日本経団連タイムス No.2912 (2008年7月10日)

最近のトルコの政治経済情勢と日本トルコ関係で説明を聴く

−日本トルコ経済委員会総会


日本経団連は6月19日、東京・大手町の経団連会館で日本トルコ経済委員会(梅田貞夫委員長)の2008年度総会を開催した。総会では来賓の松谷浩尚・前イスタンブール総領事から「最近のトルコの政治経済情勢と日本トルコ関係について」と題して説明を聴いた。松谷氏の講演概要は次のとおり。

■ 内政

今年3月、イスラム主義色が濃く、政教分離に反した活動が見受けられるとの理由で、トルコ検察当局が、政権与党である公正発展党(AKP)の解党ならびにエルドアン首相をはじめとする党指導部の公民権の停止を求め、憲法裁判所に提訴した。
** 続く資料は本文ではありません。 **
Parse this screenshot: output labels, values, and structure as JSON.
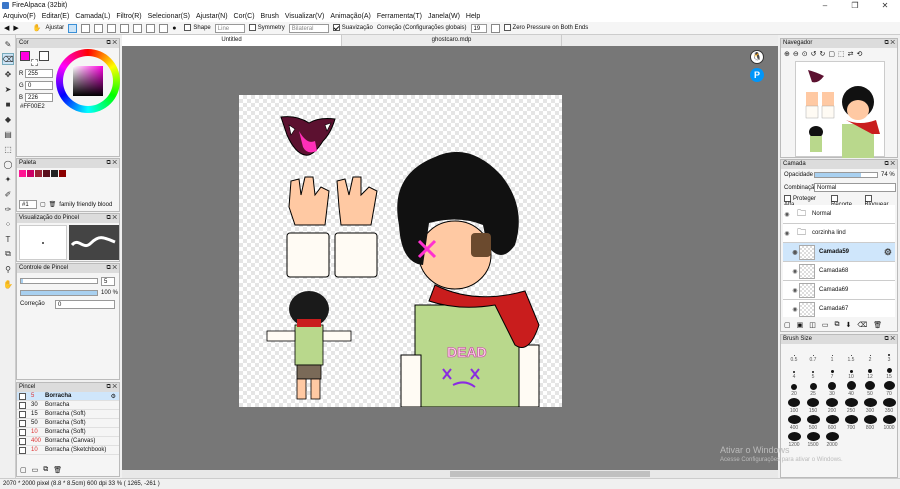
{
  "window": {
    "title": "FireAlpaca (32bit)"
  },
  "menu": [
    "Arquivo(F)",
    "Editar(E)",
    "Camada(L)",
    "Filtro(R)",
    "Selecionar(S)",
    "Ajustar(N)",
    "Cor(C)",
    "Brush",
    "Visualizar(V)",
    "Animação(A)",
    "Ferramenta(T)",
    "Janela(W)",
    "Help"
  ],
  "toolbar": {
    "ajustar": "Ajustar",
    "shape": "Shape",
    "shape_val": "Line",
    "symmetry": "Symmetry",
    "symmetry_val": "Bilateral",
    "suavizacao": "Suavização",
    "correcao": "Correção (Configurações globais)",
    "correcao_val": "19",
    "zero_pressure": "Zero Pressure on Both Ends"
  },
  "tabs": [
    "Untitled",
    "ghostcaro.mdp"
  ],
  "color_panel": {
    "title": "Cor",
    "r_label": "R",
    "r": "255",
    "g_label": "G",
    "g": "0",
    "b_label": "B",
    "b": "226",
    "hex": "#FF00E2",
    "primary": "#ff00e2"
  },
  "palette_panel": {
    "title": "Paleta",
    "index": "#1",
    "name": "family friendly blood",
    "swatches": [
      "#ff1493",
      "#cc0066",
      "#9b2335",
      "#5a0e1c",
      "#222222",
      "#8b0000"
    ]
  },
  "brush_preview": {
    "title": "Visualização do Pincel"
  },
  "brush_control": {
    "title": "Controle de Pincel",
    "size": "5",
    "opacity": "100 %",
    "opacity_value": 1.0,
    "correction_label": "Correção",
    "correction": "0"
  },
  "brush_list": {
    "title": "Pincel",
    "items": [
      {
        "size": "5",
        "name": "Borracha"
      },
      {
        "size": "30",
        "name": "Borracha"
      },
      {
        "size": "15",
        "name": "Borracha (Soft)"
      },
      {
        "size": "50",
        "name": "Borracha (Soft)"
      },
      {
        "size": "10",
        "name": "Borracha (Soft)"
      },
      {
        "size": "400",
        "name": "Borracha (Canvas)"
      },
      {
        "size": "10",
        "name": "Borracha (Sketchbook)"
      }
    ]
  },
  "navigator": {
    "title": "Navegador"
  },
  "layer_panel": {
    "title": "Camada",
    "opacity_label": "Opacidade",
    "opacity": "74 %",
    "opacity_value": 0.74,
    "blend_label": "Combinação",
    "blend": "Normal",
    "protect_alpha": "Proteger Alfa",
    "clipping": "Recorte",
    "lock": "Bloquear",
    "layers": [
      {
        "name": "Normal",
        "type": "folder"
      },
      {
        "name": "corzinha lind",
        "type": "folder"
      },
      {
        "name": "Camada59",
        "type": "layer"
      },
      {
        "name": "Camada68",
        "type": "layer"
      },
      {
        "name": "Camada69",
        "type": "layer"
      },
      {
        "name": "Camada67",
        "type": "layer"
      }
    ]
  },
  "brush_size": {
    "title": "Brush Size",
    "labels": [
      "0.5",
      "0.7",
      "1",
      "1.5",
      "2",
      "3",
      "4",
      "5",
      "7",
      "10",
      "12",
      "15",
      "20",
      "25",
      "30",
      "40",
      "50",
      "70",
      "100",
      "150",
      "200",
      "250",
      "300",
      "350",
      "400",
      "500",
      "600",
      "700",
      "800",
      "1000",
      "1200",
      "1500",
      "2000"
    ]
  },
  "status": "2070 * 2000 pixel  (8.8 * 8.5cm)  600 dpi  33 %  ( 1265, -261 )",
  "watermark": {
    "line1": "Ativar o Windows",
    "line2": "Acesse Configurações para ativar o Windows."
  }
}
しかし、昨年の総選挙でAKPが47%もの得票率を獲得し議会の安定多数を確保するなど、エルドアン政権は国民からの高い支持を後ろ楯としている。憲法裁判所および建国以来政権に対して常ににらみをきかせてきた軍部がこれを無視することは難しい。さらに、来夏に予定されている地方首長選挙では、現状では、間違いなく与党AKPが大勝するとみられており、たとえ、憲法裁判所が訴えを認める判断を下しても、エルドアン首相らの政治生命を絶つまでの結果には至らないだろう。
トルコの最大の不安定要因は国内治安である。トルコの東部・南東部では、クルド労働者党(PKK)による戦闘状態にあるが、PKKに対して好意的な米国の中東戦略も絡んで、この紛争問題は、国内問題の枠を超えて複雑化している。PKK問題が近い将来に解決する目途は立っておらず、トルコの将来にとって潜在的な脅威になり得る。

■ 外交

トルコの外交上の課題の一つは、EU加盟問題である。加盟の見込みのいかんに関わらず、国家の求心力維持やシビリアン・コントロールの確立のため、トルコにとって、EU加盟推進は必要との指摘もある。歴史的に、地理的な位置関係や宗教・文化の違いなどを理由として、トルコはヨーロッパではないとされてきたが、現在では十分に国力をつけた大国へと成長を遂げた。しかし、今後もEUはトルコに対して多くの課題の解決を要求するとみられ、近い将来のEU加盟実現は難しいだろう。
他方で、近年、国際会議の主催国を務めるなど、周辺国との外交関係における、トルコの重要度は増している。外国要人のトルコ訪問の増加に加え、ギュル大統領ならびにエルドアン首相は諸外国を精力的に訪問し、非常に積極的な外交を展開している。

■ 経済

トルコは、経済危機からの回復を実現した2002年以降、高い経済成長率を維持している。トルコの経済界は、現政権を積極的には支持していないが、政治的安定を望む観点から与党を支持している。特に、近年、イスタンブールの経済団体の発言力は増しており、あらゆる政策に対して、活発な提言活動を展開している。

■ 日本トルコ関係

日本トルコ経済関係の拡大に向けて、合同経済委員会の開催などを通じ、日本経団連は歴史的に重要な役割を果たしてきた。現在、大型のインフラ整備プロジェクトの実施において、トルコは日本との協力に期待を寄せている。
他方、トルコは親日国と言われてきたが、日本のみを特別な友好国として認識しているわけではない。日本側がトルコに対して抱いている強い過信を改める必要がある。親日家で知られたオザル首相の在任時代と異なり、日本通の政界関係者に乏しい現政権の日本への関心は低く、マスコミ・学界にも、親日家・知日家は見当たらない。
さらに、最近では、トルコへのインド・中国・韓国企業の進出の活発化に伴い、日本の知名度は著しく低下した。日本の知名度回復、日本に対する理解増進に資する、費用対効果の高いPR活動の推進に向け、抜本的な見直しが求められている。トルコにおける日本への関心の向上をめざし、日本経団連には今後も日本トルコ関係強化の推進役を果たしていただきたい。